DNSSEC Algorithm 8

As of March 2021, it is not possible to enable Algorithm 8 for DNSSEC, even though it is required by the IETF spec:

Is there a specific reason that Cloudflare does not allow the option to use Algo 8? I understand that Algo 13 is pretty much definitively better, but some use cases need RSA based keys rather than ECDSA.
Is there a workaround that can be done to use Algo 8 without moving to a different DNS provider?

Well, from the documentation here:

Cloudflare’s chosen cipher suite (Algorithm 13, also known as ECDSA Curve P-256 with SHA-256), is not supported by some registrars. Note that some registrars support a different set of verification algorithms depending on the TLD.

If your registrar or TLD registry doesn’t support Algorithm 13, see section “What if my registrar or TLD doesn’t support DNSSEC?” on the next link: Understanding and configuring DNSSEC in Cloudflare DNS – Cloudflare Help Center

What if my registrar or TLD doesn’t support DNSSEC?

To enable DNSSEC, both your registrar and registry (TLD) need to support DNSSEC with Cloudflare’s preferred cipher choice, Algorithm 13.

Although DNSSEC support is required by ICANN and Algorithm 13 has been standardized for years, some registrars and registries do not support these protocols yet.

To try to get your registrar to support DNSSEC, you have three options:

  1. Contact your registrar to ask for DNSSEC with modern encryption.
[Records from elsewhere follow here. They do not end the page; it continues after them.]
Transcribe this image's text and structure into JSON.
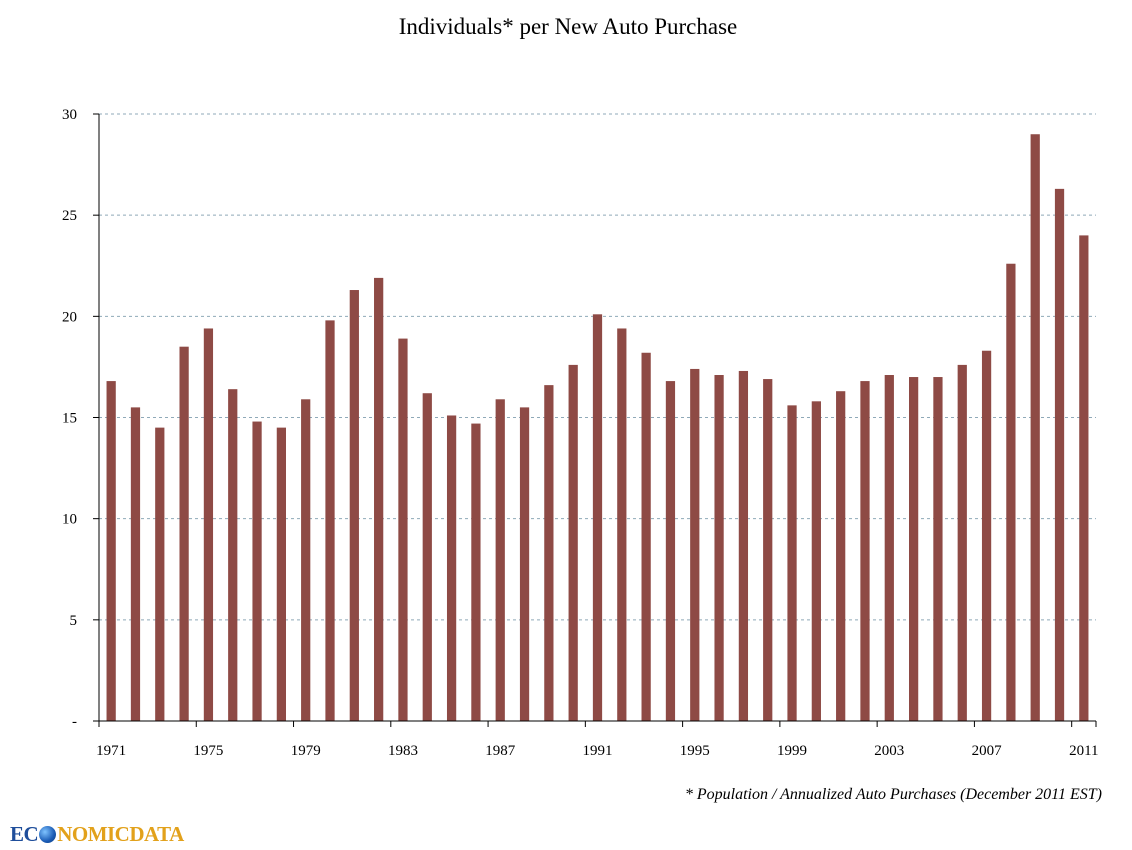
{
  "chart_data": {
    "type": "bar",
    "title": "Individuals* per New Auto Purchase",
    "xlabel": "",
    "ylabel": "",
    "ylim": [
      0,
      30
    ],
    "yticks": [
      "-",
      "5",
      "10",
      "15",
      "20",
      "25",
      "30"
    ],
    "ytick_values": [
      0,
      5,
      10,
      15,
      20,
      25,
      30
    ],
    "xtick_labels": [
      "1971",
      "1975",
      "1979",
      "1983",
      "1987",
      "1991",
      "1995",
      "1999",
      "2003",
      "2007",
      "2011"
    ],
    "categories": [
      1971,
      1972,
      1973,
      1974,
      1975,
      1976,
      1977,
      1978,
      1979,
      1980,
      1981,
      1982,
      1983,
      1984,
      1985,
      1986,
      1987,
      1988,
      1989,
      1990,
      1991,
      1992,
      1993,
      1994,
      1995,
      1996,
      1997,
      1998,
      1999,
      2000,
      2001,
      2002,
      2003,
      2004,
      2005,
      2006,
      2007,
      2008,
      2009,
      2010,
      2011
    ],
    "series": [
      {
        "values": [
          16.8,
          15.5,
          14.5,
          18.5,
          19.4,
          16.4,
          14.8,
          14.5,
          15.9,
          19.8,
          21.3,
          21.9,
          18.9,
          16.2,
          15.1,
          14.7,
          15.9,
          15.5,
          16.6,
          17.6,
          20.1,
          19.4,
          18.2,
          16.8,
          17.4,
          17.1,
          17.3,
          16.9,
          15.6,
          15.8,
          16.3,
          16.8,
          17.1,
          17.0,
          17.0,
          17.6,
          18.3,
          22.6,
          29.0,
          26.3,
          24.0
        ],
        "color": "#8e4a45"
      }
    ],
    "grid": true,
    "footnote": "* Population / Annualized Auto Purchases (December 2011 EST)"
  },
  "logo": {
    "part1": "EC",
    "part2": "NOMICDATA"
  }
}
Many registrars are waiting to add support until they see higher demand, so by reaching out, you are letting them know that there is a need for DNSSEC with Algorithm 13.

  2. You can transfer your domain to a different registrar that supports DNSSEC with Algorithm 13, as listed in Step 2 above.

  3. Finally, you can file a complaint with ICANN, citing your registrar’s lack of compliance. ICANN requires registrars to support DNSSEC with all available DS algorithm types.

ICANN has no authority over country code TLD’s (ccTLD’s). Contact the ccTLD directly. IANA maintains a list of all delegated ccTLDs and their designated managers.

If support is lacking at the TLD level, try option 1 above. You can find the contact information for your TLD registry in the Iana Root Zone Database.

I am afraid no.
Last year, I contacted my ccTLD registar and had waited for almost 4 months for my ccTLD registar to implement and add a support for Algorihtm 13.
Until then, there was no possibillity to use DNSSEC with Cloudflare for my domains.

1 Like

Cloudflare uses ECDSA for two reasons. Cloudflare live sign the zones, and ECDSA signing is faster and less CPU intensive. The second reason is that the responses are smaller, and limit the ability of an attacker to use Cloudflares DNS servers for amplification.

2 Likes

Cloudflare live sign the zones, and ECDSA signing is faster and less CPU intensive.

While we do live singing, ECDSA (at least the curves P-256 , P-384 which is DNSSEC algos 13 and 14) is slightly slower than RSA depending on key size (https://www.researchgate.net/publication/282426588_Making_the_Case_for_Elliptic_Curves_in_DNSSEC)
However as you mention the DNS response is smaller and the algorithm is more secure than RSA and those two factors are more important and tips the scale in favor of ECDSA (Ed25519 is supposedly faster though)

3 Likes

Thanks for the response. I understand that ECDSA is better than RSA due to multiple factors, but RSA is still standardized and has its own use cases over ECDSA regarding using the DNSSEC key for other uses (like crypto).
I was just wondering if there was some workaround to use RSA rather than ECDSA because I need an RSA based DNSSEC key rather than ECDSA for my use case.

This topic was automatically closed 5 days after the last reply. New replies are no longer allowed.